Suffice it to say, clerics in dank, candlelit cells never debated the existence or nonexistence of the second-best imaginable island. No. It was only Martha’s Vineyard that the good monks and abbots struggled to imagine. “Now if some one should tell me that there is such an island, I should easily understand his words, in which there is no difficulty,” Gaunilo wrote. “But suppose that he went on to say, as if by a logical inference: ‘You can no longer doubt that this island which is more excellent than all lands exists somewhere, since you have no doubt that it is in your understanding. And since it is more excellent not to be in the understanding alone, but to exist both in the understanding and in reality, for this reason it must exist. For if it does not exist, any land which really exists will be more excellent than it; and so the island already understood by you to be more excellent will not be more excellent.’”

I know, you had to read that last bit three times. Which may be why Gaunilo’s nemesis, Anselm of Bec, got sainted and had the last word. But give Gaunilo a break. Anselm thought they were arguing about the existence of God, for one, which probably gave him a leg up in Rome. And Gaunilo didn’t have a word processor, didn’t have a printing press, didn’t have paper. Having an editor is a rare privilege, I always tell writers.

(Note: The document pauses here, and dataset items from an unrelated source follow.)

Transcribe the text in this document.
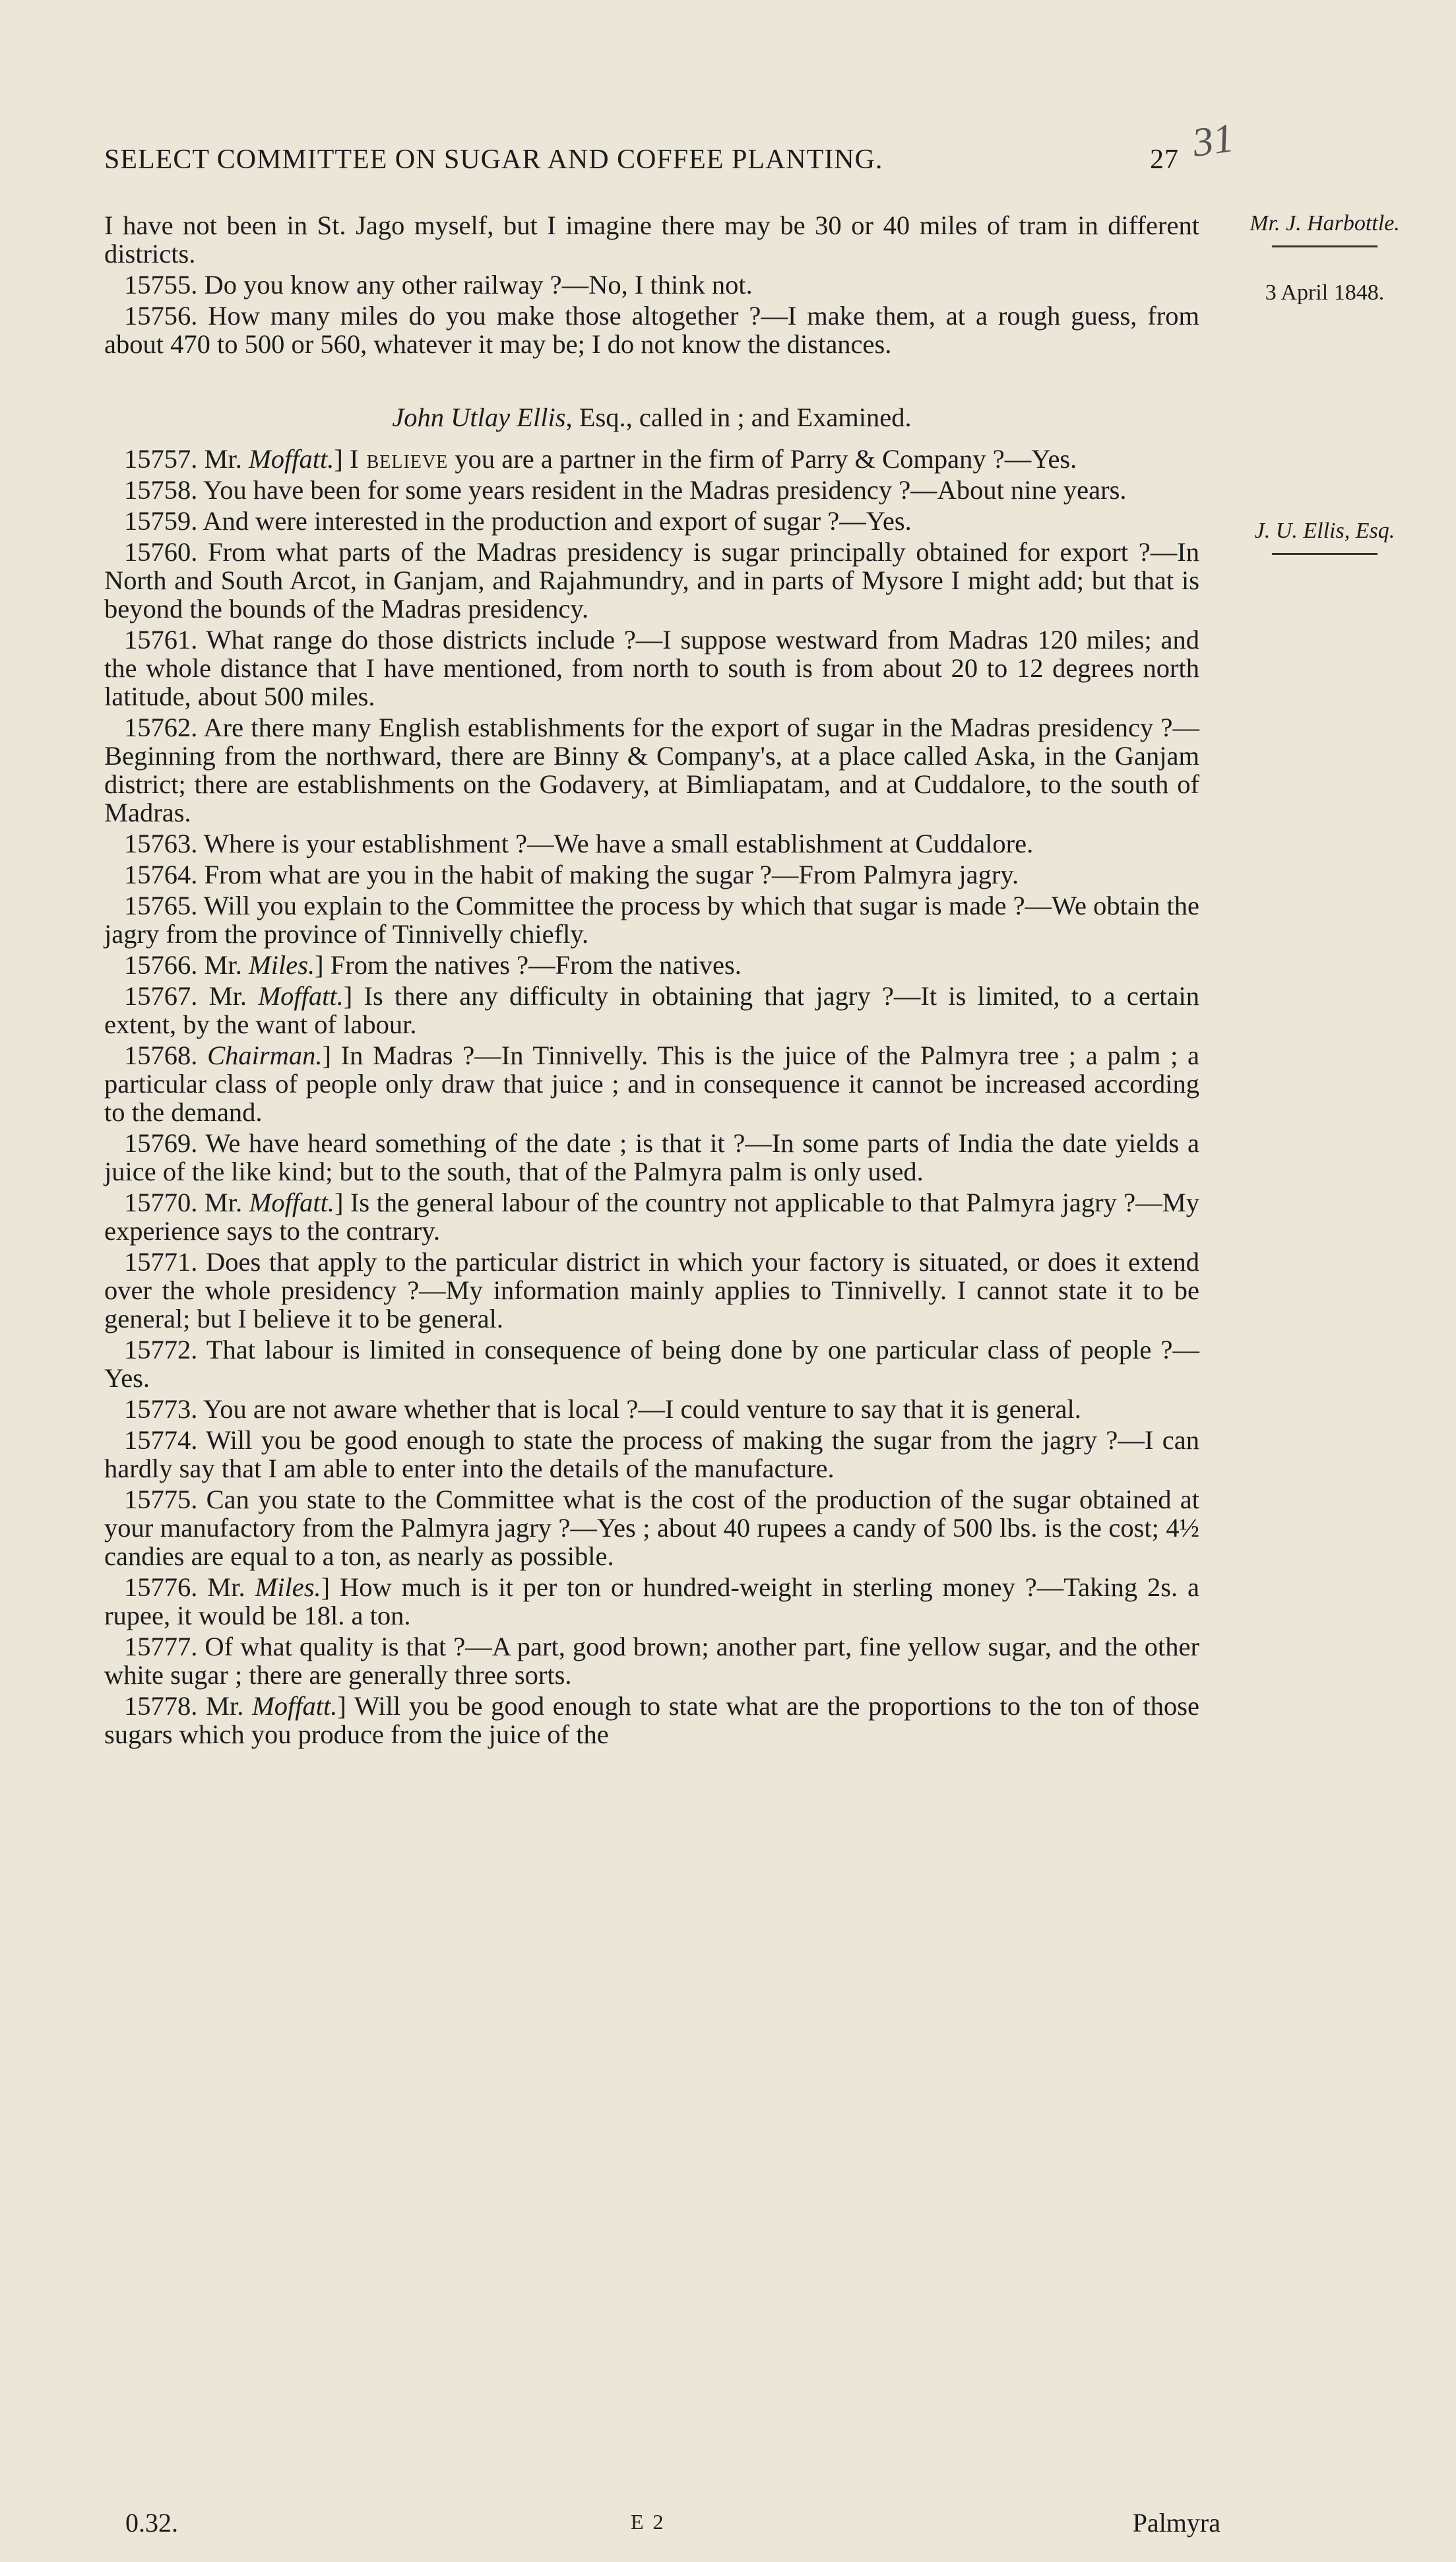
SELECT COMMITTEE ON SUGAR AND COFFEE PLANTING.	27 31
Mr. J. Harbottle.
3 April 1848.
J. U. Ellis, Esq.

I have not been in St. Jago myself, but I imagine there may be 30 or 40 miles of tram in different districts.

15755. Do you know any other railway ?—No, I think not.

15756. How many miles do you make those altogether ?—I make them, at a rough guess, from about 470 to 500 or 560, whatever it may be; I do not know the distances.

John Utlay Ellis, Esq., called in ; and Examined.

15757. Mr. Moffatt.] I believe you are a partner in the firm of Parry & Company ?—Yes.

15758. You have been for some years resident in the Madras presidency ?—About nine years.

15759. And were interested in the production and export of sugar ?—Yes.

15760. From what parts of the Madras presidency is sugar principally obtained for export ?—In North and South Arcot, in Ganjam, and Rajahmundry, and in parts of Mysore I might add; but that is beyond the bounds of the Madras presidency.

15761. What range do those districts include ?—I suppose westward from Madras 120 miles; and the whole distance that I have mentioned, from north to south is from about 20 to 12 degrees north latitude, about 500 miles.

15762. Are there many English establishments for the export of sugar in the Madras presidency ?—Beginning from the northward, there are Binny & Company's, at a place called Aska, in the Ganjam district; there are establishments on the Godavery, at Bimliapatam, and at Cuddalore, to the south of Madras.

15763. Where is your establishment ?—We have a small establishment at Cuddalore.

15764. From what are you in the habit of making the sugar ?—From Palmyra jagry.

15765. Will you explain to the Committee the process by which that sugar is made ?—We obtain the jagry from the province of Tinnivelly chiefly.

15766. Mr. Miles.] From the natives ?—From the natives.

15767. Mr. Moffatt.] Is there any difficulty in obtaining that jagry ?—It is limited, to a certain extent, by the want of labour.

15768. Chairman.] In Madras ?—In Tinnivelly. This is the juice of the Palmyra tree ; a palm ; a particular class of people only draw that juice ; and in consequence it cannot be increased according to the demand.

15769. We have heard something of the date ; is that it ?—In some parts of India the date yields a juice of the like kind; but to the south, that of the Palmyra palm is only used.

15770. Mr. Moffatt.] Is the general labour of the country not applicable to that Palmyra jagry ?—My experience says to the contrary.

15771. Does that apply to the particular district in which your factory is situated, or does it extend over the whole presidency ?—My information mainly applies to Tinnivelly. I cannot state it to be general; but I believe it to be general.

15772. That labour is limited in consequence of being done by one particular class of people ?—Yes.

15773. You are not aware whether that is local ?—I could venture to say that it is general.

15774. Will you be good enough to state the process of making the sugar from the jagry ?—I can hardly say that I am able to enter into the details of the manufacture.

15775. Can you state to the Committee what is the cost of the production of the sugar obtained at your manufactory from the Palmyra jagry ?—Yes ; about 40 rupees a candy of 500 lbs. is the cost; 4½ candies are equal to a ton, as nearly as possible.

15776. Mr. Miles.] How much is it per ton or hundred-weight in sterling money ?—Taking 2s. a rupee, it would be 18l. a ton.

15777. Of what quality is that ?—A part, good brown; another part, fine yellow sugar, and the other white sugar ; there are generally three sorts.

15778. Mr. Moffatt.] Will you be good enough to state what are the proportions to the ton of those sugars which you produce from the juice of the

0.32.	E 2	Palmyra
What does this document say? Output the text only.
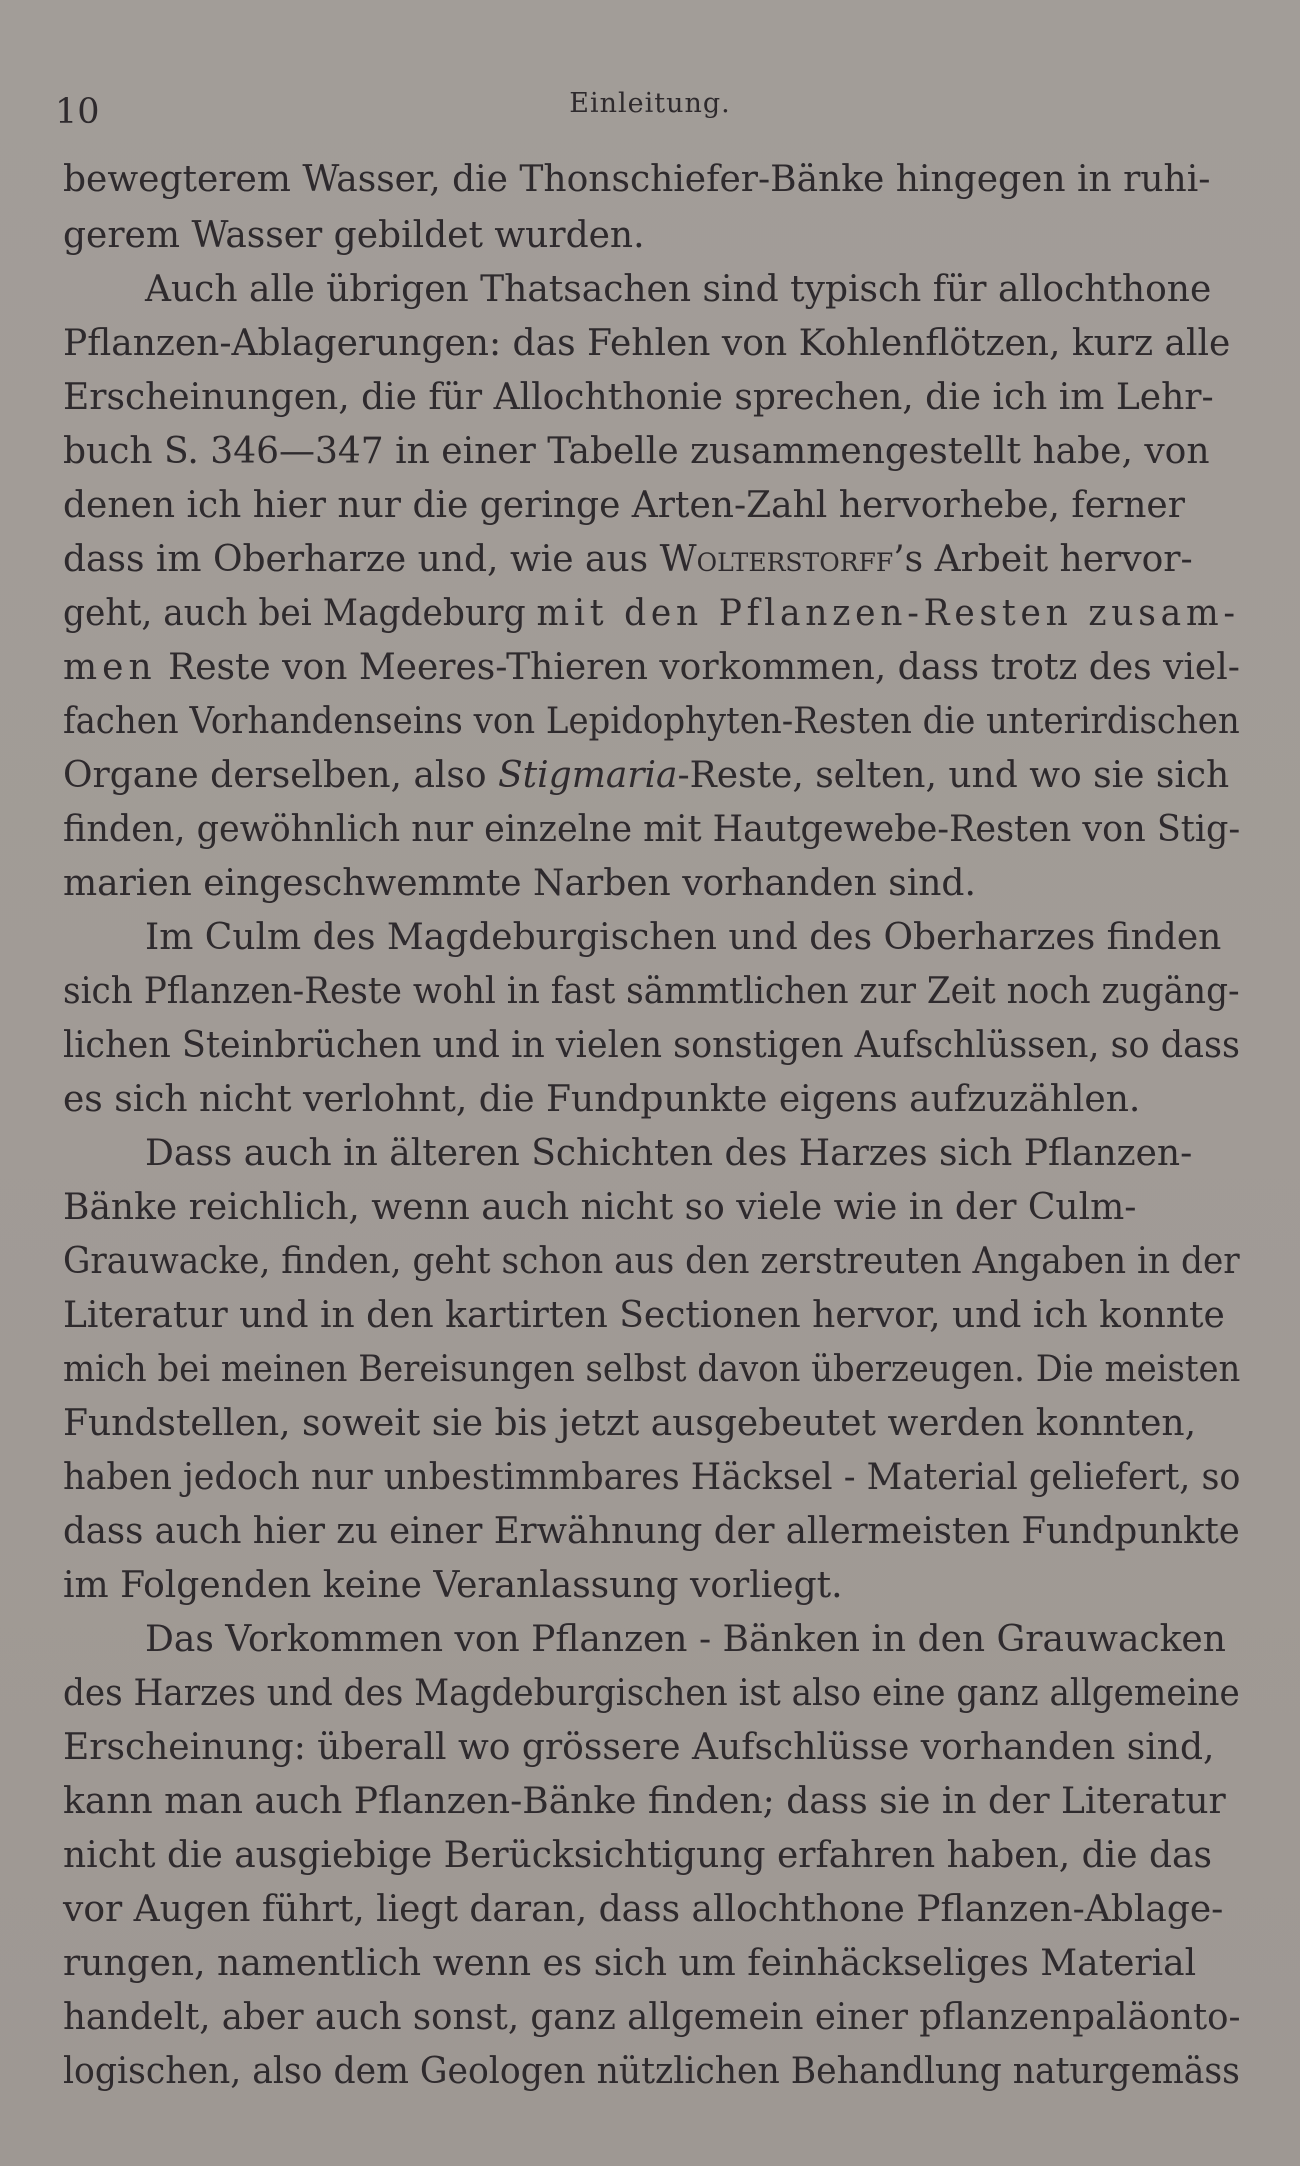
10	Einleitung.
bewegterem Wasser, die Thonschiefer-Bänke hingegen in ruhi-
gerem Wasser gebildet wurden.
Auch alle übrigen Thatsachen sind typisch für allochthone
Pflanzen-Ablagerungen: das Fehlen von Kohlenflötzen, kurz alle
Erscheinungen, die für Allochthonie sprechen, die ich im Lehr-
buch S. 346—347 in einer Tabelle zusammengestellt habe, von
denen ich hier nur die geringe Arten-Zahl hervorhebe, ferner
dass im Oberharze und, wie aus Wolterstorff’s Arbeit hervor-
geht, auch bei Magdeburg mit den Pflanzen-Resten zusam-
men Reste von Meeres-Thieren vorkommen, dass trotz des viel-
fachen Vorhandenseins von Lepidophyten-Resten die unterirdischen
Organe derselben, also Stigmaria-Reste, selten, und wo sie sich
finden, gewöhnlich nur einzelne mit Hautgewebe-Resten von Stig-
marien eingeschwemmte Narben vorhanden sind.
Im Culm des Magdeburgischen und des Oberharzes finden
sich Pflanzen-Reste wohl in fast sämmtlichen zur Zeit noch zugäng-
lichen Steinbrüchen und in vielen sonstigen Aufschlüssen, so dass
es sich nicht verlohnt, die Fundpunkte eigens aufzuzählen.
Dass auch in älteren Schichten des Harzes sich Pflanzen-
Bänke reichlich, wenn auch nicht so viele wie in der Culm-
Grauwacke, finden, geht schon aus den zerstreuten Angaben in der
Literatur und in den kartirten Sectionen hervor, und ich konnte
mich bei meinen Bereisungen selbst davon überzeugen. Die meisten
Fundstellen, soweit sie bis jetzt ausgebeutet werden konnten,
haben jedoch nur unbestimmbares Häcksel - Material geliefert, so
dass auch hier zu einer Erwähnung der allermeisten Fundpunkte
im Folgenden keine Veranlassung vorliegt.
Das Vorkommen von Pflanzen - Bänken in den Grauwacken
des Harzes und des Magdeburgischen ist also eine ganz allgemeine
Erscheinung: überall wo grössere Aufschlüsse vorhanden sind,
kann man auch Pflanzen-Bänke finden; dass sie in der Literatur
nicht die ausgiebige Berücksichtigung erfahren haben, die das
vor Augen führt, liegt daran, dass allochthone Pflanzen-Ablage-
rungen, namentlich wenn es sich um feinhäckseliges Material
handelt, aber auch sonst, ganz allgemein einer pflanzenpaläonto-
logischen, also dem Geologen nützlichen Behandlung naturgemäss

As is living on Martha’s Vineyard. Especially in the spring, when the daffodils bloom and the bluefish blitz. When the finches start to turn yellow, any fool starts to wonder. When the asparagus implausibly pokes out of the patch, any fool starts to salivate. Once the strawberries are leaking red into their little green pints at the farm stands, we are all in, empirically speaking. Reason and ponder no more, we are going full in with our taste buds on these strawberries, my friends!

It’s the reverse of the monks’ debate: We do owe it to ourselves to imagine how to make the Island better. For if we can’t imagine it, we can’t make it happen. Can’t make it real. But while we are at it, there’s no better place to be.